The mother of an Australian teenager jailed in Cambodia for heroin trafficking has accused Australian police of tipping off their Cambodian counterparts rather than arresting her son in Australia after she informed them of his activities.
Hong Ta said she notified police when she suspected her son, Gordon Vuong, was about to act as a drug mule, and that she had hoped the police would use her information to stop her son before he left the country, the Australian Broadcasting Corporation reported Wednesday.
Gordon Vuong, who was 16 at the time, was arrested at Phnom Penh International Airport in 2005, with 2.1 kg of heroin, as he tried to leave the country. He is currently serving 13 years at Prey Sar prison.
An Australian Embassy spokesman declined to comment. Asked about the reports, Interior Ministry spokesman Lieutenant General Khieu Sopheak said he had no new information on the Vuong case.
Vuong’s lawyer claimed the Australian Federal Police had betrayed his client’s trust after the teenager’s mother went to police in an attempt to stop her son from smuggling drugs, the Australian Associated Press reported.

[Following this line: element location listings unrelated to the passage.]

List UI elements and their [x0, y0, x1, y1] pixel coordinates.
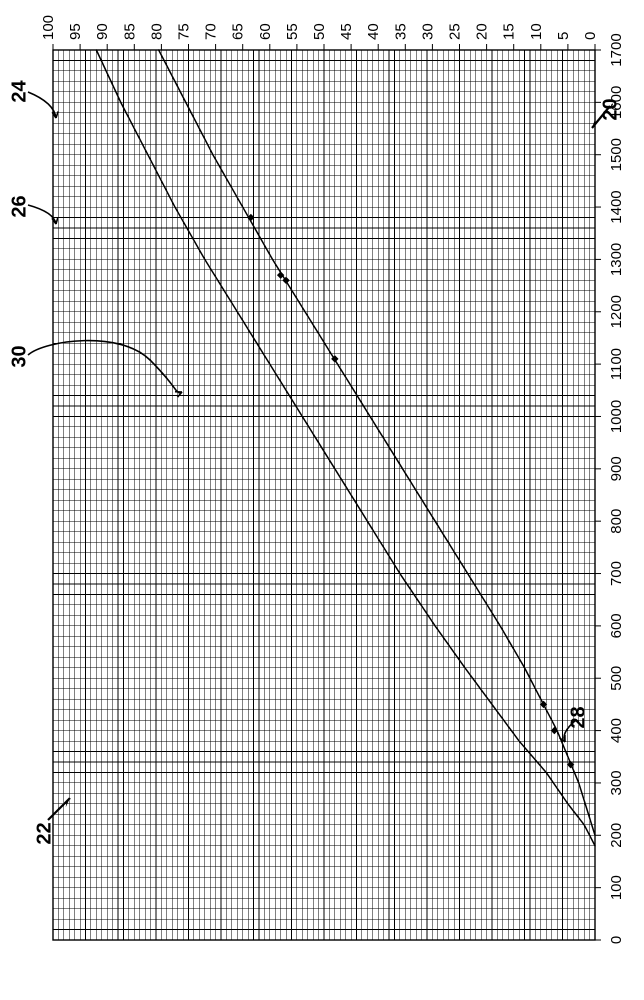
- svg-text:75: 75: [176, 23, 193, 40]
- callout-26: 26: [9, 195, 32, 217]
- callout-24: 24: [9, 80, 32, 102]
- svg-text:1200: 1200: [608, 295, 625, 328]
- callout-30: 30: [9, 345, 32, 367]
- svg-text:95: 95: [67, 23, 84, 40]
- svg-text:80: 80: [148, 23, 165, 40]
- svg-text:65: 65: [230, 23, 247, 40]
- svg-text:0: 0: [582, 32, 599, 40]
- svg-text:35: 35: [392, 23, 409, 40]
- svg-text:1700: 1700: [608, 33, 625, 66]
- svg-text:90: 90: [94, 23, 111, 40]
- svg-text:900: 900: [608, 456, 625, 481]
- svg-text:100: 100: [40, 15, 57, 40]
- svg-text:100: 100: [608, 875, 625, 900]
- svg-text:1500: 1500: [608, 138, 625, 171]
- svg-text:1000: 1000: [608, 400, 625, 433]
- svg-text:60: 60: [257, 23, 274, 40]
- svg-text:55: 55: [284, 23, 301, 40]
- svg-text:300: 300: [608, 770, 625, 795]
- chart-canvas: 0 5 10 15 20 25 30 35 40 45 50 55 60 65 70 75 80 85 90 95 10…: [0, 0, 644, 1000]
- figure-root: 0 5 10 15 20 25 30 35 40 45 50 55 60 65 70 75 80 85 90 95 10…: [0, 0, 644, 1000]
- callout-20: 20: [600, 98, 623, 120]
- svg-text:5: 5: [555, 32, 572, 40]
- svg-text:700: 700: [608, 561, 625, 586]
- svg-text:20: 20: [474, 23, 491, 40]
- svg-text:500: 500: [608, 666, 625, 691]
- svg-text:45: 45: [338, 23, 355, 40]
- svg-text:30: 30: [419, 23, 436, 40]
- svg-text:200: 200: [608, 823, 625, 848]
- svg-text:1100: 1100: [608, 348, 625, 380]
- svg-text:0: 0: [608, 936, 625, 944]
- svg-text:400: 400: [608, 718, 625, 743]
- svg-text:1400: 1400: [608, 190, 625, 223]
- svg-text:70: 70: [203, 23, 220, 40]
- svg-text:25: 25: [447, 23, 464, 40]
- callout-28: 28: [568, 706, 591, 728]
- svg-text:40: 40: [365, 23, 382, 40]
- svg-text:50: 50: [311, 23, 328, 40]
- svg-text:1300: 1300: [608, 243, 625, 276]
- callout-22: 22: [34, 822, 57, 844]
- svg-text:600: 600: [608, 613, 625, 638]
- svg-text:10: 10: [528, 23, 545, 40]
- svg-text:800: 800: [608, 509, 625, 534]
- svg-text:15: 15: [501, 23, 518, 40]
- svg-text:85: 85: [121, 23, 138, 40]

According to AAP, Australian Justice Minister Chris Ellison denied that Australia tipped off Cambodian police. But ABC ran a contradictory report, in which Ellison confirmed that the AFP had provided information to Cambodia. “Police replied with the information that they had in relation to Gordon Vuong,” ABC quoted Ellison as saying, adding that he stood by his officers’ actions.